Symptoms are related to the presence of the tumor causing irritation of the airway and obstruction of the airflow:
- Frequent bouts of upper respiratory infections or pneumonia
- Hemoptysis or coughing up blood
- Shortness of breath
Airway tumors can be difficult to diagnose because they are so rare, and in most cases, slow growing.
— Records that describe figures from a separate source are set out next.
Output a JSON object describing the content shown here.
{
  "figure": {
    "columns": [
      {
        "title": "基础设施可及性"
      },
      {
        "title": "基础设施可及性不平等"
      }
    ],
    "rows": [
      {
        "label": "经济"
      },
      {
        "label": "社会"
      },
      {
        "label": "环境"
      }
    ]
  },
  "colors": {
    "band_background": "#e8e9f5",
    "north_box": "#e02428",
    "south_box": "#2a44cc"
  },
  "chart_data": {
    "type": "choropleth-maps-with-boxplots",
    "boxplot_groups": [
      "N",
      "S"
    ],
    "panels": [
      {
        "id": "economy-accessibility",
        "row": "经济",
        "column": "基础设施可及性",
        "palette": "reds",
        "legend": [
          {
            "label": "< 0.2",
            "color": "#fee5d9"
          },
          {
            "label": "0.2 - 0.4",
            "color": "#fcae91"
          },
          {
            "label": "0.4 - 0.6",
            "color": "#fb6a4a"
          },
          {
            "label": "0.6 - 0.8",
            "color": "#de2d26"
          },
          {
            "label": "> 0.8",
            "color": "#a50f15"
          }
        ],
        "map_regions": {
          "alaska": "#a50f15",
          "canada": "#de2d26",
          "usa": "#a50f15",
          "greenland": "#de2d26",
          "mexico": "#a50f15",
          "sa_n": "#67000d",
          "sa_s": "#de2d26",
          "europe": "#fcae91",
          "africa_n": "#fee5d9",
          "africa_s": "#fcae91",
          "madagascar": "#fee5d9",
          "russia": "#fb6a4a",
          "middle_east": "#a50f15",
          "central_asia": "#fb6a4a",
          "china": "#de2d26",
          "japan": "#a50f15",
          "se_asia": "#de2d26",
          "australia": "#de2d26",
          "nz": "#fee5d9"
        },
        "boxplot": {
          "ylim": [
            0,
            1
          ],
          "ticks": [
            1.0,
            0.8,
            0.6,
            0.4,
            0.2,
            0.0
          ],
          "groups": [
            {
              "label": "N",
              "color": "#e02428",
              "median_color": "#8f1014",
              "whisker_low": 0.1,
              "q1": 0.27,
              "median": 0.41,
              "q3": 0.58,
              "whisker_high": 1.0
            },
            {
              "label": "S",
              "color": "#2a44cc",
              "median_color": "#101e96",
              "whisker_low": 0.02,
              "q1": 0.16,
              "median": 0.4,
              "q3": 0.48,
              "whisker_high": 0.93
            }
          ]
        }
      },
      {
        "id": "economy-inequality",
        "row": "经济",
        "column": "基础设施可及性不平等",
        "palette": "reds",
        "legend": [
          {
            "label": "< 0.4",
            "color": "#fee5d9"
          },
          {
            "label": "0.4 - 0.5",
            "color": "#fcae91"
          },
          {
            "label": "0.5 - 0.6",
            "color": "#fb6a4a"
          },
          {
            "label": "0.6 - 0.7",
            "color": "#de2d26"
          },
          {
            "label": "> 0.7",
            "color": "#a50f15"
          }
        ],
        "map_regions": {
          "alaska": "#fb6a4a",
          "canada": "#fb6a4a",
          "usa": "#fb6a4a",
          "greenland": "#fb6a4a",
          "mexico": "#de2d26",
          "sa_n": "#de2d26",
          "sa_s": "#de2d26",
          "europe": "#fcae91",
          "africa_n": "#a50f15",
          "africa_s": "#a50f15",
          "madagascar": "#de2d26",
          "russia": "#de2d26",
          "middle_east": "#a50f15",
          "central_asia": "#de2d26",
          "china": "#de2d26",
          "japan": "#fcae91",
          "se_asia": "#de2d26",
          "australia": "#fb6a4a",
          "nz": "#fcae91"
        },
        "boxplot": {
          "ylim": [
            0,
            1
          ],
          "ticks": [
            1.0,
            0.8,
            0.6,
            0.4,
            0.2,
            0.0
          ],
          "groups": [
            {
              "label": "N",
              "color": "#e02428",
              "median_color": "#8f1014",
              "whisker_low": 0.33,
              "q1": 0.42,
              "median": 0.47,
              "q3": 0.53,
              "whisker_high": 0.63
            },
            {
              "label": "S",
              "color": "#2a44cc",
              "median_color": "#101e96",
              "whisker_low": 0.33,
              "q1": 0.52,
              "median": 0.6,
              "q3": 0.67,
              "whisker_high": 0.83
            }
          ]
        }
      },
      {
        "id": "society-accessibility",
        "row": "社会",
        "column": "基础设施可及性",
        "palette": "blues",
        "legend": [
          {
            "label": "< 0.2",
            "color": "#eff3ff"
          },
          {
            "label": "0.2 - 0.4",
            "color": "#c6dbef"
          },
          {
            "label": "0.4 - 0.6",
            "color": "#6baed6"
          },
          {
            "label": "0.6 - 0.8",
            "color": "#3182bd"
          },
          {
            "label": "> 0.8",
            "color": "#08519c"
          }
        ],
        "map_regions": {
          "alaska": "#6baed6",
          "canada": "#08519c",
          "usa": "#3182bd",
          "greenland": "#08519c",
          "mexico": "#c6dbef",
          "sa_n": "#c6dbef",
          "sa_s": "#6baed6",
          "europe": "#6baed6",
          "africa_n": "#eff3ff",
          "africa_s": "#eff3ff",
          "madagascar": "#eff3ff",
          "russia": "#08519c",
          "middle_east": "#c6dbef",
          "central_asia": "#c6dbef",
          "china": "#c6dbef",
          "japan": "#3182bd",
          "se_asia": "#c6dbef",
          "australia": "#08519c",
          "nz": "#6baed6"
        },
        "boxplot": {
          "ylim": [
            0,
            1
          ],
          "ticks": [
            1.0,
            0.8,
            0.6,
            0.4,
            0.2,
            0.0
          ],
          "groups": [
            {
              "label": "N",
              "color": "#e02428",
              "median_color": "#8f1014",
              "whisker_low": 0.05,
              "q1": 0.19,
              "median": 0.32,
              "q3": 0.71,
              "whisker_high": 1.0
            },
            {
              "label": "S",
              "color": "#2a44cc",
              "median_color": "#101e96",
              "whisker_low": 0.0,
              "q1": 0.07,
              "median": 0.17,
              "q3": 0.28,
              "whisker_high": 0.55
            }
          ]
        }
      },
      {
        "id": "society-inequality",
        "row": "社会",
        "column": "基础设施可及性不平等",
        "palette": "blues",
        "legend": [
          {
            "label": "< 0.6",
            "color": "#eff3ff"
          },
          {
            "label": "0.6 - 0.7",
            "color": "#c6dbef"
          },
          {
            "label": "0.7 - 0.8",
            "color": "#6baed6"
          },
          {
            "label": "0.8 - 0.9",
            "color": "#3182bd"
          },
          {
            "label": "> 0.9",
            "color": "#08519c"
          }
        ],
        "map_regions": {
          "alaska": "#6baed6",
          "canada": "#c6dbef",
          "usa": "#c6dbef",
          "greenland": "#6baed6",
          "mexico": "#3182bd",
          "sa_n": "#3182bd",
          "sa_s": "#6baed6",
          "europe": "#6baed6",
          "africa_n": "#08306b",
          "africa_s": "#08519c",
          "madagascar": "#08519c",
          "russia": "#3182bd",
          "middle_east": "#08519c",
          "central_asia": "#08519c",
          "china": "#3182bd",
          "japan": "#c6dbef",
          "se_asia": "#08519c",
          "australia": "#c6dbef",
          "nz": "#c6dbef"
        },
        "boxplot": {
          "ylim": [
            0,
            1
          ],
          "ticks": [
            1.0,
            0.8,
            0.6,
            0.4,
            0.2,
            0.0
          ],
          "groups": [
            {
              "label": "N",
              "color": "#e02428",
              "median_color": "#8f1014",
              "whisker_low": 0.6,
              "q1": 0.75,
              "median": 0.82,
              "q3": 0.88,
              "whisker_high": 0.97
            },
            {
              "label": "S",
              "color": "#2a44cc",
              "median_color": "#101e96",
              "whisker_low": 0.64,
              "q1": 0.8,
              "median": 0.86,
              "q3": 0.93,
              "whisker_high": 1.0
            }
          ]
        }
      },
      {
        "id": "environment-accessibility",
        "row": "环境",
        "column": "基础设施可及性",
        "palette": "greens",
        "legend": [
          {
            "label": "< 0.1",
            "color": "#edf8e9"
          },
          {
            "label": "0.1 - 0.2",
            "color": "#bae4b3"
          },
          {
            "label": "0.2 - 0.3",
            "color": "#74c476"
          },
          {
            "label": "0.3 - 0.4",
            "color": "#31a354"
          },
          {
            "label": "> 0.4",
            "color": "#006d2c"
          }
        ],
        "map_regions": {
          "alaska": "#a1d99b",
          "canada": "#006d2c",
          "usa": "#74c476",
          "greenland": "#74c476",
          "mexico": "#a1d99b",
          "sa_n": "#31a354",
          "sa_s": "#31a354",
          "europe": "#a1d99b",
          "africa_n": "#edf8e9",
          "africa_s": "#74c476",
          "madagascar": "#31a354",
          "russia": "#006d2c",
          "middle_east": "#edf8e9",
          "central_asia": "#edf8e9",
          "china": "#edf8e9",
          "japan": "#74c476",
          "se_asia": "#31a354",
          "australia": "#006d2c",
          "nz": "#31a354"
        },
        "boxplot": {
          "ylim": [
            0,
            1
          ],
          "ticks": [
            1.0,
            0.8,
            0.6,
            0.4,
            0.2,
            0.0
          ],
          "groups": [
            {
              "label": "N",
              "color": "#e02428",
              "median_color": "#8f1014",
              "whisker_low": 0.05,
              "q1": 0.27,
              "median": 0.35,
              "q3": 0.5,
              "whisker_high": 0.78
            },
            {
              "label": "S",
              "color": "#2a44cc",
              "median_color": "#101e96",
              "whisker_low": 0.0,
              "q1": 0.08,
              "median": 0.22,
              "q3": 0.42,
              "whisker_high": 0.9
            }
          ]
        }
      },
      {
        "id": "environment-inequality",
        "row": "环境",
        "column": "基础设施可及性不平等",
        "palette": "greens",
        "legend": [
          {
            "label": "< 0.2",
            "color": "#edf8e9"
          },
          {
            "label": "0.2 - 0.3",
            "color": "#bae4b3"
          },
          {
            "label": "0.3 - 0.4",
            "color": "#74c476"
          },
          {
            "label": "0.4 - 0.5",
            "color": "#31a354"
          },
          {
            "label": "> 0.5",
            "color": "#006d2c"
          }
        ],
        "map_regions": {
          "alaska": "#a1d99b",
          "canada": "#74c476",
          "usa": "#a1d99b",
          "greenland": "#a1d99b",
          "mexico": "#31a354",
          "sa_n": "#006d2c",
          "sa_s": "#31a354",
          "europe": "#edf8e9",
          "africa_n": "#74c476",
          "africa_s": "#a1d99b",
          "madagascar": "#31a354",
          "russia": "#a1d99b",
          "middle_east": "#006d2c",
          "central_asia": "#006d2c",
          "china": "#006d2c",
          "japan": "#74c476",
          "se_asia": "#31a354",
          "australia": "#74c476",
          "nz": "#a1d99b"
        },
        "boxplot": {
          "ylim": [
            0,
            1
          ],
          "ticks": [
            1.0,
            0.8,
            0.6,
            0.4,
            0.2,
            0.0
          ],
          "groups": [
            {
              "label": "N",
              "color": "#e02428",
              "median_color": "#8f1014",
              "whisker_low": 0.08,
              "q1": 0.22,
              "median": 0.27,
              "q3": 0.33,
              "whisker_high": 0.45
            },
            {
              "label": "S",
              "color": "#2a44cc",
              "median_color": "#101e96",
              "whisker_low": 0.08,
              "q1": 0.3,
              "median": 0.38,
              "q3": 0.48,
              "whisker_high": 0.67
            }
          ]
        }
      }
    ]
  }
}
They may be misdiagnosed as another problem such as asthma, chronic bronchitis, or COPD.
If we suspect that you have a benign airway tumor, we will conduct a physical examination and order tests to confirm the diagnosis.
Tests and imaging techniques used to diagnose benign airway tumors might include:
- Chest X-rays (radiographs)
- Computed tomography (CT) with 3-D reconstruction
- Flexible and rigid bronchoscopy, endobronchial ultrasound (EBUS), and other interventional pulmonary procedures
- Magnetic resonance imaging (MRI)
- Pulmonary function tests (PFT)
Our team of highly specialized thoracic surgeons and interventional pulmonologists treat these tumors with a variety of techniques, including:
- Bronchoscopic tumor removal (resection): To open up the airway
- Airway reconstructive surgery: To remove the tumor and reconstruct the airway to maintain airflow to the lungs
- Laser surgery and other advanced bronchoscopic procedures: Includes thermal ablation or mechanical modalities to remove the tumor
- Stenting: A hollow tube to maintain the airflow to the lungs
- Tracheotomy: Surgery to bypass the airway obstruction
In addition to standard treatment for benign airway tumors, UT Southwestern gives patients access to the most promising new therapies through clinical trials. Talk with your doctor to see if a clinical trial may be right for you.